In the lobby of the building as the invited and uninvited milled about, Linda Schacht Gage, the leading fundraiser for the non-profit Berkeley Public Library Foundation arrived and had a brief, tense, encounter with Judith Epstein. 

Epstein was passing out a flyer entitled “What You Need To Know About The Branch Library Projects and the Library Lawsuit.” 

Epstein told Schacht Gage that last October when they crossed paths at a public campaign event for George Beier in City Council District 7, Schacht Gage had said to Epstein, "If you go ahead with this lawsuit, I'm going to tell people that you don't want minority neighborhoods to have new libraries."
“I never told you that”, Schacht Gage objected. “I have never told you anything like that. And if I did, I apologize because it is not true.”
(Epstein told me after Schacht Gage left that she had written down the comment in October and "I expected a defamation campaign, having been warned about it by several members of the public.")
(Both Epstein and Schacht Gage live in southeast Berkeley, not far from the Claremont Library branch.) 

Schacht Gage went on into the meeting room. A number of others arrived, or were visible in the room across the courtyard. Among them were Dave Snyder, the Executive Director of Berkeley Public Library Foundation, and Elizabeth Watson, the Foundation Vice President. 

Watson had introduced Schacht Gage the evening before when she had received an Outstanding Woman of Berkeley award for 2011. 

Councilmember Max Anderson arrived, conferred with his aide Charlene Washington outside, and then hurried through the lobby to consult with Moore in the courtyard. Washington stood in the lobby, silent and looking exasperated. 

Eventually all of the attendees entered the meeting room. They appeared to talk briefly, and then all got up and left, passing again through the courtyard and lobby, where the excluded individuals were still standing. 

As they went by through the lobby, I asked Moore if the meeting was cancelled, or reconvening elsewhere. He said nothing. Anderson and Maio came by, and I asked the same question. 

”No meeting,” said Maio, without stopping. 

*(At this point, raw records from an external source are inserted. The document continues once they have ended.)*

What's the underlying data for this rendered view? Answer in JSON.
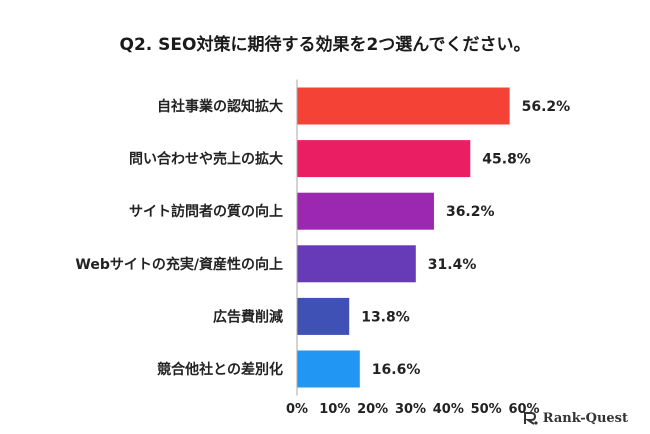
{
  "chart_data": {
    "type": "bar",
    "orientation": "horizontal",
    "title": "Q2. SEO対策に期待する効果を2つ選んでください。",
    "categories": [
      "自社事業の認知拡大",
      "問い合わせや売上の拡大",
      "サイト訪問者の質の向上",
      "Webサイトの充実/資産性の向上",
      "広告費削減",
      "競合他社との差別化"
    ],
    "values": [
      56.2,
      45.8,
      36.2,
      31.4,
      13.8,
      16.6
    ],
    "value_labels": [
      "56.2%",
      "45.8%",
      "36.2%",
      "31.4%",
      "13.8%",
      "16.6%"
    ],
    "colors": [
      "#f44336",
      "#e91e63",
      "#9c27b0",
      "#673ab7",
      "#3f51b5",
      "#2196f3"
    ],
    "xlim": [
      0,
      60
    ],
    "x_ticks": [
      0,
      10,
      20,
      30,
      40,
      50,
      60
    ],
    "x_tick_labels": [
      "0%",
      "10%",
      "20%",
      "30%",
      "40%",
      "50%",
      "60%"
    ],
    "xlabel": "",
    "ylabel": "",
    "grid": false
  },
  "brand": {
    "name": "Rank-Quest",
    "icon": "rank-quest-logo-icon",
    "color": "#333333"
  }
}
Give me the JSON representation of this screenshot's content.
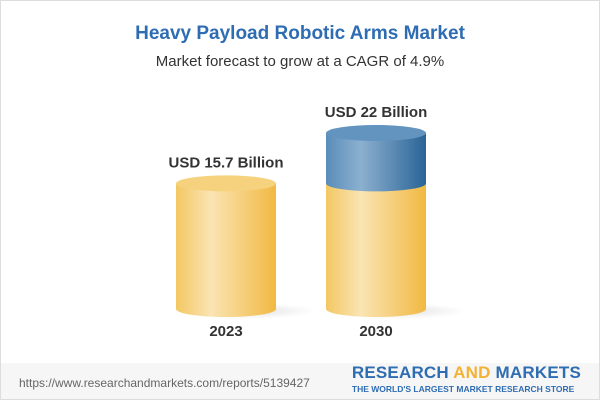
{
  "chart_data": {
    "type": "bar",
    "style": "3d-cylinder",
    "title": "Heavy Payload Robotic Arms Market",
    "subtitle": "Market forecast to grow at a CAGR of 4.9%",
    "categories": [
      "2023",
      "2030"
    ],
    "values": [
      15.7,
      22
    ],
    "unit": "USD Billion",
    "data_labels": [
      "USD 15.7 Billion",
      "USD 22 Billion"
    ],
    "colors": {
      "base": "#f2c45a",
      "growth": "#3f79aa",
      "title": "#2f6db3"
    },
    "grid": false
  },
  "footer": {
    "url": "https://www.researchandmarkets.com/reports/5139427",
    "logo_part1": "RESEARCH ",
    "logo_part2": "AND",
    "logo_part3": " MARKETS",
    "tagline": "THE WORLD'S LARGEST MARKET RESEARCH STORE"
  }
}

Donna Corbeil, Berkeley’s Director of Library Services, hurried by from the meeting room, looking tense and tired, under a pale green umbrella. 

The attendees scattered to their cars, parked in front of the Community Center. They quickly drove off in different directions, but in about 15 minutes several of them re-gathered at a private home at 1732 Berkeley Way. 

The three-story brown shingle house had a prominent “Linda Maio for Council” sign displayed on the façade. It’s the building Maio identified as her residence in her campaign filings for re-election last November. 

I watched from the public street as Corbeil, Moore, Schacht Gage, and several others from the aborted Community Center gathering, parked and walked through the downpour into the house. 

The front room was lit and uncurtained, and from across the street the attendees could be seen there, conversing. 

Presumably, though, it was just a social gathering where they all happened to end up. No meeting at all. So I went home. 

(Disclosure. The author has written commentary here in the Planet about the Library branch plans, detailing concerns about possible misuse of Measure FF money. He’s not a party to the lawsuit against the City, or a member of Concerned Library Users or the Library Users Association, the two organized groups that have been most critical of the Berkeley Public Library.)